Out-of-Distribution Generalization of In-Context Learning: A Low-Dimensional Subspace Perspective

arXiv stat.ML / 4/30/2026

💬 OpinionIdeas & Deep AnalysisModels & Research

Key Points

  • The paper addresses a key gap in understanding when in-context learning (ICL) can or cannot generalize beyond the pre-training data distribution.
  • It introduces a minimal, provable mathematical model using linear regression tasks with low-rank covariance, treating distribution shift as changing angles between subspaces.
  • The authors derive conditions under which a single-layer linear attention model can interpolate across all subspace angles, enabling ICL generalization even to test regions with zero training probability mass.
  • They show a contrasting result: when pre-training tasks come from a single Gaussian, test risk depends on the angle, indicating ICL fails to generalize out-of-distribution (OOD) in that setting.
  • Empirical and extension experiments suggest the insights also apply to architectures like GPT-2 and can extend to nonlinear function classes.

Abstract

The transformer's remarkable ability to perform in-context learning (ICL) has sparked a wide range of studies designed to understand its strengths and limitations.

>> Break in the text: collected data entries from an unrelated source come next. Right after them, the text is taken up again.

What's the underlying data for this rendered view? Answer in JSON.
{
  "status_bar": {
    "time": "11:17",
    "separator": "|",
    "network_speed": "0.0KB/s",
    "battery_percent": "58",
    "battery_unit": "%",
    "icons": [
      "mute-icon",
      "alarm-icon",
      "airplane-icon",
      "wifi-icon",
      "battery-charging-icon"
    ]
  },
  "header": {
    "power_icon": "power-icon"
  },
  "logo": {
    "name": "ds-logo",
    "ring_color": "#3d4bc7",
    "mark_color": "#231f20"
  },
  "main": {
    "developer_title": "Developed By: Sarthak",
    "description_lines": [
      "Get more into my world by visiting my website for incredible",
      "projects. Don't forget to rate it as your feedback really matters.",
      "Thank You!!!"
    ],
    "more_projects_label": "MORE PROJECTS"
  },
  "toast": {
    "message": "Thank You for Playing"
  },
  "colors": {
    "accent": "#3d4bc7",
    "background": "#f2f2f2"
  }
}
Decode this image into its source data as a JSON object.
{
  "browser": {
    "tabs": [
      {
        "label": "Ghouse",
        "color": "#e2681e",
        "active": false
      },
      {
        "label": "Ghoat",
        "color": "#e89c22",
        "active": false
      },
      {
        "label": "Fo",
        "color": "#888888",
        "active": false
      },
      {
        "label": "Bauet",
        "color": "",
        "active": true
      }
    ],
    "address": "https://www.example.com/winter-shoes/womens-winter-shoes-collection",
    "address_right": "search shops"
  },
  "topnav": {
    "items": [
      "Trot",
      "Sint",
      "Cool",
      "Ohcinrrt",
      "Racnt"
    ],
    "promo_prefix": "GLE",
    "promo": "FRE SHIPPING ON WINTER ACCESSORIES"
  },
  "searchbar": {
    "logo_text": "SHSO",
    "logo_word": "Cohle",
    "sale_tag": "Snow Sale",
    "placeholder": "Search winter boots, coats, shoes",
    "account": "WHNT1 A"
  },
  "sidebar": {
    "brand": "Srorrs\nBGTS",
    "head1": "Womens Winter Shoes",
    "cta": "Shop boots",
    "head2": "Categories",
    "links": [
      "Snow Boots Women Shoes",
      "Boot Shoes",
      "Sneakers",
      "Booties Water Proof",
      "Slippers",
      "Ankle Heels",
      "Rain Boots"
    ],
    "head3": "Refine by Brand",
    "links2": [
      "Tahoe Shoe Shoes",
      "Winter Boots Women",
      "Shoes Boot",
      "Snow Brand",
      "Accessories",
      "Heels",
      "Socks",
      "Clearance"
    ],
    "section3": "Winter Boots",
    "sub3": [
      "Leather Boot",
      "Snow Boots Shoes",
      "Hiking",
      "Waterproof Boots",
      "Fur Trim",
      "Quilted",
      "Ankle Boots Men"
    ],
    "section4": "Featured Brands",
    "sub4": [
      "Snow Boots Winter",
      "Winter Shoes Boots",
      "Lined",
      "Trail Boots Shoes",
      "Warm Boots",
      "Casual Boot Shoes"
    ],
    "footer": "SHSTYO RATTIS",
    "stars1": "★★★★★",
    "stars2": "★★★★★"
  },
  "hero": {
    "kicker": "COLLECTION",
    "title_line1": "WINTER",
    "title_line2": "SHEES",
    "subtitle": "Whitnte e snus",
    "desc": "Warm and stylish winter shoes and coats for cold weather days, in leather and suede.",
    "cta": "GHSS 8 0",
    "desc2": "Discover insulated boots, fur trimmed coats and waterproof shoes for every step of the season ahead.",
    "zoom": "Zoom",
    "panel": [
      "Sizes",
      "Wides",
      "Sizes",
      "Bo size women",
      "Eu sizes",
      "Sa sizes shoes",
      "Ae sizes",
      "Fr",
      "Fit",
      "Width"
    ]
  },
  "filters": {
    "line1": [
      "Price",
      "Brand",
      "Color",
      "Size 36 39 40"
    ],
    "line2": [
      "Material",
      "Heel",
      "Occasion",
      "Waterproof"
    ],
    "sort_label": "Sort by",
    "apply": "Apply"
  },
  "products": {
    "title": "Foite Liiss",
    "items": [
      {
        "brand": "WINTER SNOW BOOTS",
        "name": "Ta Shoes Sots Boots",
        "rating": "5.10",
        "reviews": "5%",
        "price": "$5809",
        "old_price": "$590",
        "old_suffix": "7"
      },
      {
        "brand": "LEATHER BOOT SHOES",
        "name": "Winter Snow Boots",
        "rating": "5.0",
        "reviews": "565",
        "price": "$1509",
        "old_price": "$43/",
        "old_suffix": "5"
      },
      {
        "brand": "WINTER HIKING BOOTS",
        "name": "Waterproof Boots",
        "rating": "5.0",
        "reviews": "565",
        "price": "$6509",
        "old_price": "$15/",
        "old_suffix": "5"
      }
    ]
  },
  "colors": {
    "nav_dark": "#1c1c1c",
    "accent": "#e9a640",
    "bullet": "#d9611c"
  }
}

However, a theoretical understanding of when ICL can and cannot generalize beyond its pre-training data still remains unclear. This paper puts forth a minimal mathematical model that provably identifies when ICL can generalize out-of-distribution (OOD). By studying linear regression tasks parameterized with low-rank covariance matrices, we model distribution shifts as varying angles between subspaces and derive conditions under which a single-layer linear attention model interpolates across all angles. We show that if pre-training task vectors are drawn from a union of subspaces, transformers can generalize to all angle shifts--enabling ICL even in regions with zero probability mass in the training distribution. On the other hand, if the pre-training tasks are drawn from a single Gaussian, the test risk shows a non-negligible dependence on the angle, implying that ICL cannot generalize OOD. We empirically show that our results also hold for models such as GPT-2, and present experiments on how our results extend to nonlinear function classes.